Zack Parisa: [00:50:42] Yeah, absolutely. I mean, obviously we’re excited to be releasing this data set, but it’s really about what it enables. We’re excited to see more nuanced and reactive markets around environmental services like species, habitat, carbon, water, be informed by these type of data and to play a part in that process to integrate these concerns into ongoing management decisions. That’s the biggest piece. It’s what you can do with this information, as you even move it from data to information to decisions.
Sam Charrington: [00:51:29] Lucas, how about from your product, as you look at this from both a very technical and research perspective, but also as managing and interacting with this portfolio of innovators that are working in this space. What are you excited about?
Lucas Joppa: [00:51:48] Well, ultimately the future I see, and the way that we’ve structured the whole program is we think the world fundamentally needs is the ability or what society needs is the ability to query the planet by X, Y, and T. We need to be able to ask questions just like we ask some potentially-
Sam Charrington: [00:52:10] No zed?
Lucas Joppa: [00:52:10] What’s that?
Sam Charrington: [00:52:11] No zed?
Lucas Joppa: [00:52:12] No zed. Well, I was actually speaking with my team the other day and I had sent a slide that said X, Y, T. Apostrophe Z and I was like, I said, “Stretch goal.” So, yeah, we get the zed dimension then I can retire. But no, I think, ultimately that’s where we need to go, we need to be able to allow people to ask for any particular piece of land or water, what was there? What’s there now? What could be there? Empower policy makers to figure out what should be there. We’re far from that.
Now, Microsoft has always had an empowering an ecosystem of customers and partners approach. We don’t look at the world and say, “Oh, say we buy into my X, Y, T vision.” We don’t see that as some fantastical crystal ball that the world spins around and taps on, we see it as a constellation of services and products and solutions brought by all sectors. What we’re looking to do is engage with the Silvia Terra’s of the world, unfortunately, there are far too few at the moment.

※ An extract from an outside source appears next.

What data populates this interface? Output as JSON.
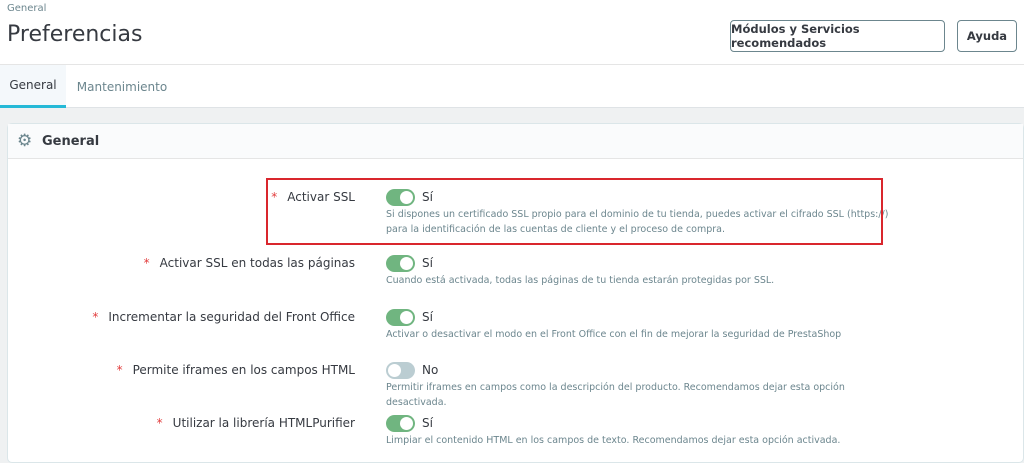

Engage with those that are there, bring up the next generation and the next and the next, until eventually there’s a self supporting community of Machine Learning, we talk about born digital. I think, about born Machine Learning, these organizations that it’s just baked into their DNA, but the organization doesn’t exist because of Machine Learning. It exists because of the challenges that we face in the environmental space. They just are capable of ingesting Machine Learning approaches natively and efficiently and treat space and time as first class data citizens in this world of Machine Learning.
Sam Charrington: [00:54:07] Fantastic. Well, Lucas in Zack, thanks so much for taking the time to chat with me.
Lucas Joppa: [00:54:13] Thank you. It was a pleasure.
Zack Parisa: [00:54:14] Yeah. Thanks Sam. Appreciate it.